Sunday, 8 August 2010


My home town, Southport, is a sleepy seaside resort on the north-west coast of England with too many golf courses and a sea front ruined by moronic planners. Among the town's many attractions are a number of tacky shops selling seashells and other tourist tat by the seashore, or rather where the seashore was when Queen Victoria was on the throne. Apart from buying the odd stick of rock and saucy postcard, I'd never really take much notice of these flagships of seaside culture. Not, that is, until the day in the late 1980s that I wandered down the narrow alleyway and up the fire escape that led to the shell shop that was furthest from the retreating sea.

Tropical Shells Galore had evidently been established without much thought for the second of the four Ps of marketing (Place). I'd passed the sign advertising its conchological wares countless times in my youth, but it was a second-hand bookshop that took me into the alleyway, and a hand-painted warning in up-country Swahili - "Mbwa kali!" ("Fierce dog!") - that drew me up the metal stairs for the first time.
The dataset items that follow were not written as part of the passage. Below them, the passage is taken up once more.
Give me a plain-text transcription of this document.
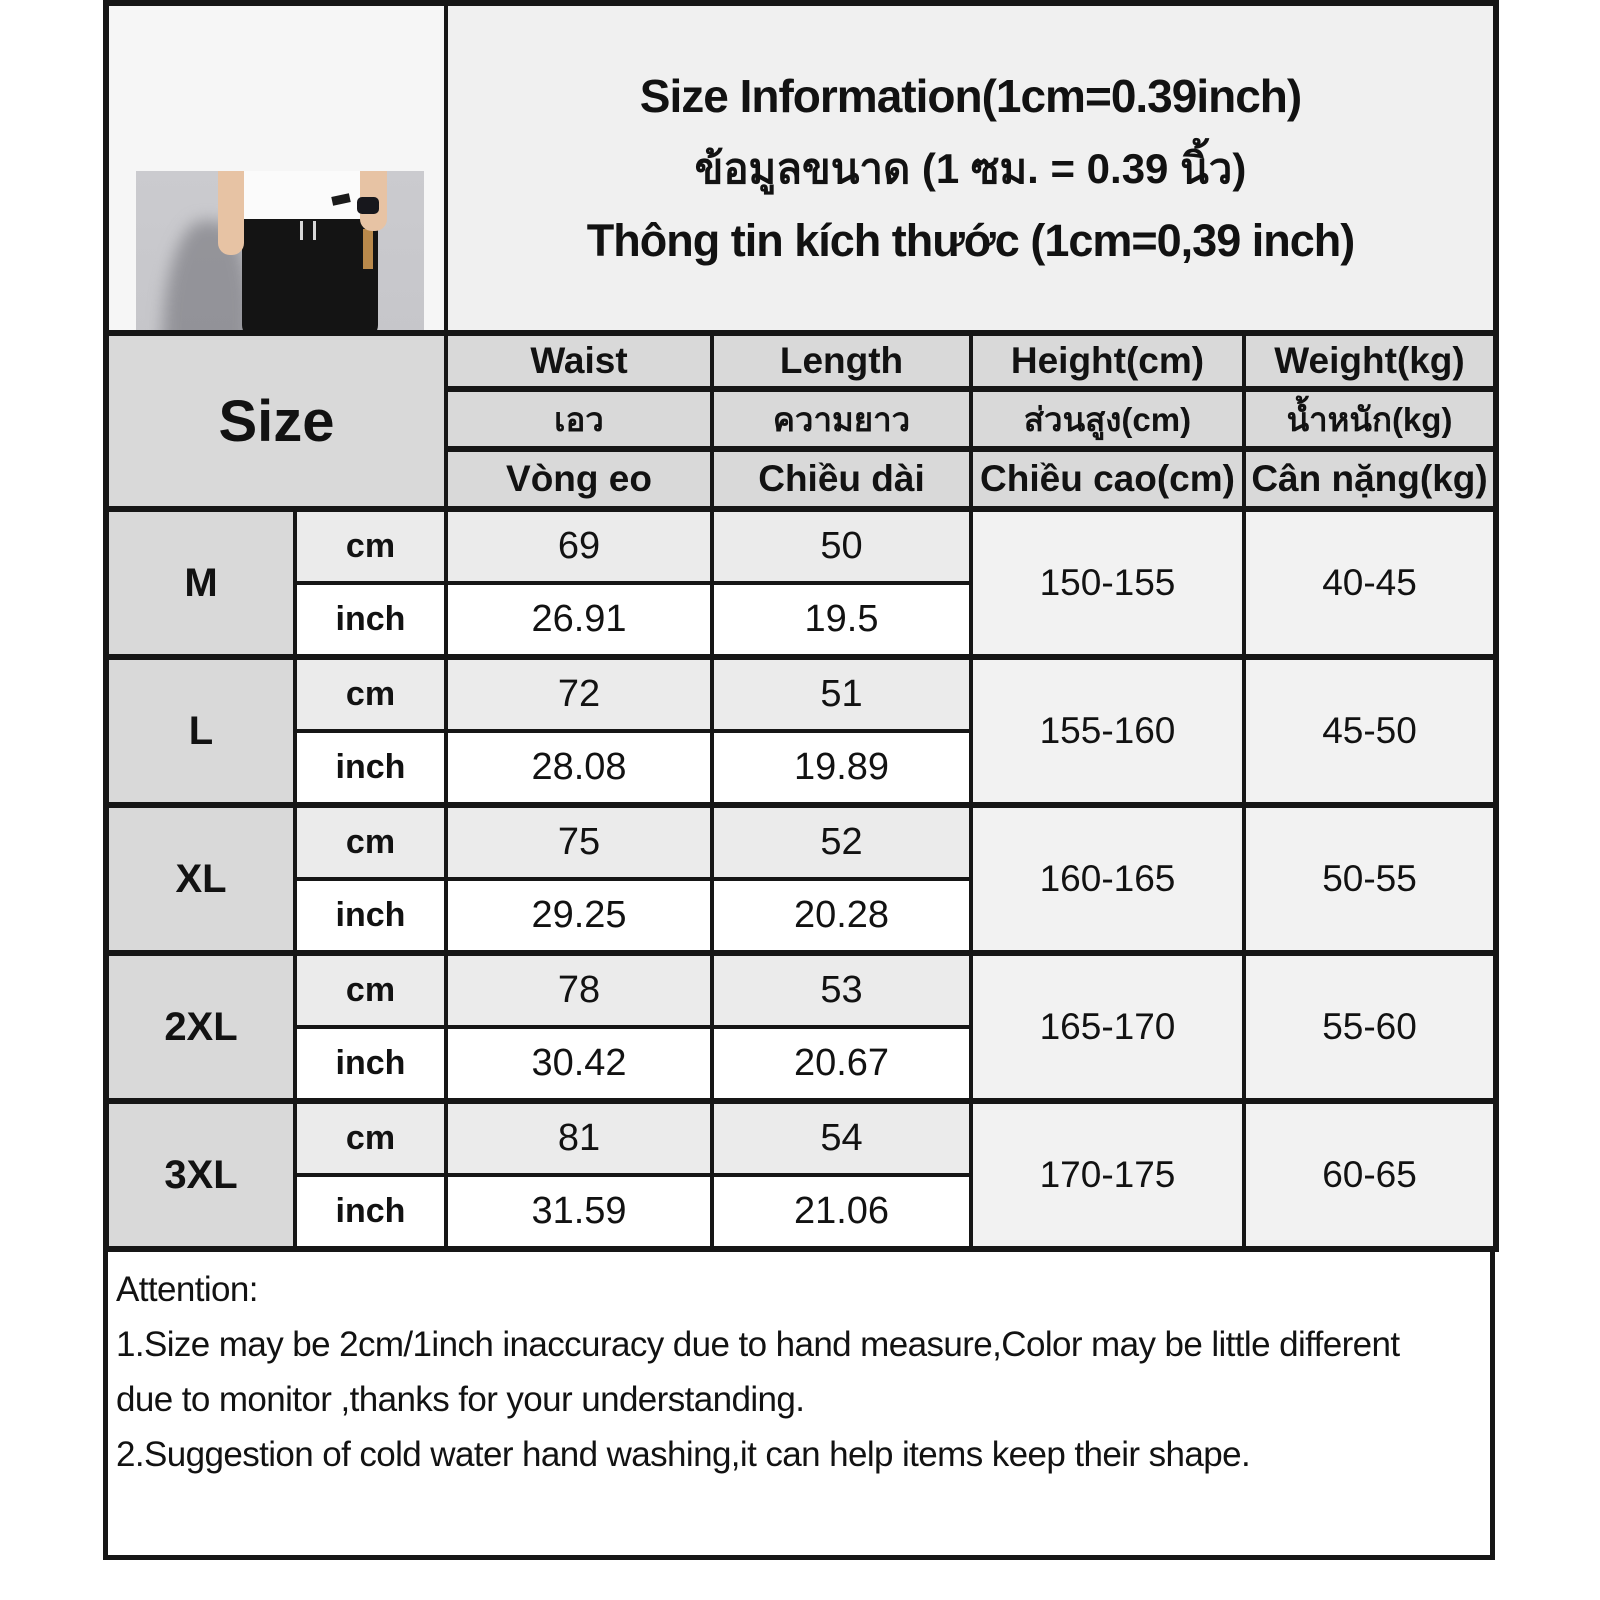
		Size Information(1cm=0.39inch)
ข้อมูลขนาด (1 ซม. = 0.39 นิ้ว)
Thông tin kích thước (1cm=0,39 inch)			

Size		Waist	Length	Height(cm)	Weight(kg)
		เอว	ความยาว	ส่วนสูง(cm)	น้ำหนัก(kg)
		Vòng eo	Chiều dài	Chiều cao(cm)	Cân nặng(kg)
M	cm	69	50	150-155	40-45
	inch	26.91	19.5		
L	cm	72	51	155-160	45-50
	inch	28.08	19.89		
XL	cm	75	52	160-165	50-55
	inch	29.25	20.28		
2XL	cm	78	53	165-170	55-60
	inch	30.42	20.67		
3XL	cm	81	54	170-175	60-65
	inch	31.59	21.06		
Attention:
1.Size may be 2cm/1inch inaccuracy due to hand measure,Color may be little different
due to monitor ,thanks for your understanding.
2.Suggestion of cold water hand washing,it can help items keep their shape.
Entering the first-floor doorway, I found myself inside not just an emporium of tropical shells, but a cross between a cabinet of curiosities and a contemporary curio shop. The Borgesian catalogue in the shop's brochure (click on the image below to read the list) gives some idea of the wonders it contained - exotic and unusual objects from East Africa, the Indian Ocean and assorted other places, including an unnamed British borstal for young delinquents. I remember in particular the model dhow and turtle shell, familiar from tourist shops and restaurants on the East African coast. Others recall the 'witchdoctor', wreathed in incense, who made wishes come true when you pressed a coin into his hand.
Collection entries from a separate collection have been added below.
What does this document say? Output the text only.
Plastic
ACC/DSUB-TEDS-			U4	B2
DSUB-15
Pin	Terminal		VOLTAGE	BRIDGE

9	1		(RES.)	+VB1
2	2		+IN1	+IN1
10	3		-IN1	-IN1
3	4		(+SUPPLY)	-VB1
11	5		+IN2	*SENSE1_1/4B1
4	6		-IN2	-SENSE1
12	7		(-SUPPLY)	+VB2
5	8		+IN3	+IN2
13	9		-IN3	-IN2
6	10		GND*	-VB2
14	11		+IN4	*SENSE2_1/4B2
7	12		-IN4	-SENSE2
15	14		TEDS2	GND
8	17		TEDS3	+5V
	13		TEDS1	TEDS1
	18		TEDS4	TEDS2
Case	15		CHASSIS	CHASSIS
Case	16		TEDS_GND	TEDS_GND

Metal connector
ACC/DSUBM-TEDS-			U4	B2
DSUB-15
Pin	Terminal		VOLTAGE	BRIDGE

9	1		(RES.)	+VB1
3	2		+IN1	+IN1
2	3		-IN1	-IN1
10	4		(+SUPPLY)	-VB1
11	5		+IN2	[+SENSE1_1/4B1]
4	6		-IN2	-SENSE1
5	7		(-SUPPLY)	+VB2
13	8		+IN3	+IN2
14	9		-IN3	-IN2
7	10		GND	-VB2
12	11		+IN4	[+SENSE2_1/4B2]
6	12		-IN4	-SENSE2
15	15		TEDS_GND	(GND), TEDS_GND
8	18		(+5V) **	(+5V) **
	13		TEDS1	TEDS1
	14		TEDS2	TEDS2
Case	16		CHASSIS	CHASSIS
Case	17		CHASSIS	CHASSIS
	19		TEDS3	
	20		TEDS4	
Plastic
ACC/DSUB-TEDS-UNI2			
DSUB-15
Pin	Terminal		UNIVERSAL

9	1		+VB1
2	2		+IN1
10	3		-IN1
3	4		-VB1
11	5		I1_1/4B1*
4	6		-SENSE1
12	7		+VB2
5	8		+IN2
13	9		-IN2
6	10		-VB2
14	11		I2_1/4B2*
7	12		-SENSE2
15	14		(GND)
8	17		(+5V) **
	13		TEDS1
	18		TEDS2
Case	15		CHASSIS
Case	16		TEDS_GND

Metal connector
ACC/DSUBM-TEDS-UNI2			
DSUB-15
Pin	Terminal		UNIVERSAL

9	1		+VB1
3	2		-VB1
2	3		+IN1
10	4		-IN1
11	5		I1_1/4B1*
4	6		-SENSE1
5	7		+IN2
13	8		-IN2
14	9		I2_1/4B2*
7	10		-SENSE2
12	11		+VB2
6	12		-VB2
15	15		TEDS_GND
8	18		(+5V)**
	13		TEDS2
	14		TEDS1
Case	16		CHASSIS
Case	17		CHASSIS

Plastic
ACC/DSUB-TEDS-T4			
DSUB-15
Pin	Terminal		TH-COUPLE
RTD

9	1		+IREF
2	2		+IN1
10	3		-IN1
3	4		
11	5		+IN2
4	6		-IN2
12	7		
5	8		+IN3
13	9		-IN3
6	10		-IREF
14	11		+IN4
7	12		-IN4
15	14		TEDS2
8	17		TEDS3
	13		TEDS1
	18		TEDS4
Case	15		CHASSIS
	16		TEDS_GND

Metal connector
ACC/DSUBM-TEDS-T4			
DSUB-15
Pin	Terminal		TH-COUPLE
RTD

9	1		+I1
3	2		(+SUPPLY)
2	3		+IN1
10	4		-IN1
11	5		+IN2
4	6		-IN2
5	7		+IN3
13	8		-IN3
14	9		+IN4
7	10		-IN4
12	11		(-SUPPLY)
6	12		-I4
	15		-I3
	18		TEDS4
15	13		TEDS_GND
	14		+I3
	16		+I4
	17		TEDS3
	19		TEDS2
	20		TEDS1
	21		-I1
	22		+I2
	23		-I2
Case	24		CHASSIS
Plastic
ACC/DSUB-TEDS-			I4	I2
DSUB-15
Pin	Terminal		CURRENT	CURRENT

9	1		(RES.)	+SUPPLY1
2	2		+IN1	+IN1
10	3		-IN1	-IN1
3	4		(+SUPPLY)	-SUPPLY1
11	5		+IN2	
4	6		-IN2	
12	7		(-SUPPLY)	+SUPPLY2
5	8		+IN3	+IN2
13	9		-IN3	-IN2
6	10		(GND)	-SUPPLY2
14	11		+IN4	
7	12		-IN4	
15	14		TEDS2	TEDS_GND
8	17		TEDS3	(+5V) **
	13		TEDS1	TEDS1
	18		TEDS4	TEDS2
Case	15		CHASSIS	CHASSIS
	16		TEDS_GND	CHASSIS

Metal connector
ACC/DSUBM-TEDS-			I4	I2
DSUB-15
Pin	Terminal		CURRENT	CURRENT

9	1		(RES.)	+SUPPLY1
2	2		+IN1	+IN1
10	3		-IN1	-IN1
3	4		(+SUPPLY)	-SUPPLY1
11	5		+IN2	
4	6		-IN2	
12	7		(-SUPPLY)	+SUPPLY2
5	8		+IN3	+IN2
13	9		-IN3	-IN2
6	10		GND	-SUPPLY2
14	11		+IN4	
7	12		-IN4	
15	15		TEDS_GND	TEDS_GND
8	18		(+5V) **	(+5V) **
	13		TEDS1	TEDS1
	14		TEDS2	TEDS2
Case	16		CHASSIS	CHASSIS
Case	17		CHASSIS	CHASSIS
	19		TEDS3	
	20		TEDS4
The keeper of these curios was an unassuming man, but he had a tale to tell. During the war Rex Grundy had served in the RAF and ended up settling in Kenya, where he ran a hotel on the coast near Mombasa and exported shells for button-making and other purposes. In 1958 he packed up and sailed back to England, opening Tropical Shells Galore with the stock and other knick-knacks that he'd come home with. He continued importing shells and made his own shell ornaments that he sold by mail-order: apparently a more lucrative business than the shop (perhaps not so surprising given its concealed location, though Rex Grundy is said to have been a less than enthusiastic salesman).
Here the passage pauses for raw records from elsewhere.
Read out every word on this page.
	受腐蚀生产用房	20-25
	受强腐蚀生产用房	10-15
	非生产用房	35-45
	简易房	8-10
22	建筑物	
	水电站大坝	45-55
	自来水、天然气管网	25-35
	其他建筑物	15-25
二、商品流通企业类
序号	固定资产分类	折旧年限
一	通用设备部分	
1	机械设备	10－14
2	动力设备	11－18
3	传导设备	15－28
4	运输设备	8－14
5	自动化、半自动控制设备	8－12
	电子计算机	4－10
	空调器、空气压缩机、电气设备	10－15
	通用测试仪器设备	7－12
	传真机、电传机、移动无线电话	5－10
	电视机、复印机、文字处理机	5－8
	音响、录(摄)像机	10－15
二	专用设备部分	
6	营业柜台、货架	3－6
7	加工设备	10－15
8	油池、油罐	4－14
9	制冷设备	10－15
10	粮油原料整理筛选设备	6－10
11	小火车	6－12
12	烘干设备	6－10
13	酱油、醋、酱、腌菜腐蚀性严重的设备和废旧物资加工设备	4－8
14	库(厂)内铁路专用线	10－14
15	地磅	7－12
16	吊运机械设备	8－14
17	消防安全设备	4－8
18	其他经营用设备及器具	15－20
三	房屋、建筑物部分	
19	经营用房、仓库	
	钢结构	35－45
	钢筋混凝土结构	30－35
Unfortunately I didn't get another chance to ask him about his life in Kenya. The next time I came home from Mombasa the shop was closed and emptied of its contents, the victim of a landlord's plans for redevelopment. The second-hand bookshop I used to visit was also closed, but subsequently reopened in another building in the alleyway.  The bookseller, Tony Parkinson, inherited the mantle of Tropical Shells Galore, and now sells shells, minerals, fossils, and (among other things) a small selection of antiquities and ethnographic objects, in addition to three floors-worth of books. I go there whenever I'm back in Southport, but still miss the old tropical shell shop.

If the curio shops of East Africa and the (post)colonial diaspora haven't already been studied, then they should be. Likewise the history of the shell trade and its analogues (many species of marine mollusc on the Kenya coast have declined in abundance and/or size since the start of the tourist boom in the 1970s, and the collection and purchase of seashells and other marine curios is now discouraged).  Looking around the room in Cambridge that I'm sitting in now, I realise that it resembles a compact version of Tropical Shells Galore and Parkinson's of Southport ("Booksellers, Naturalists & Antiquarians") without the shells, and that my jumbled writing has something in common with these museums of personal memory and imagining. The only difference is that I'm not selling anything. Not yet.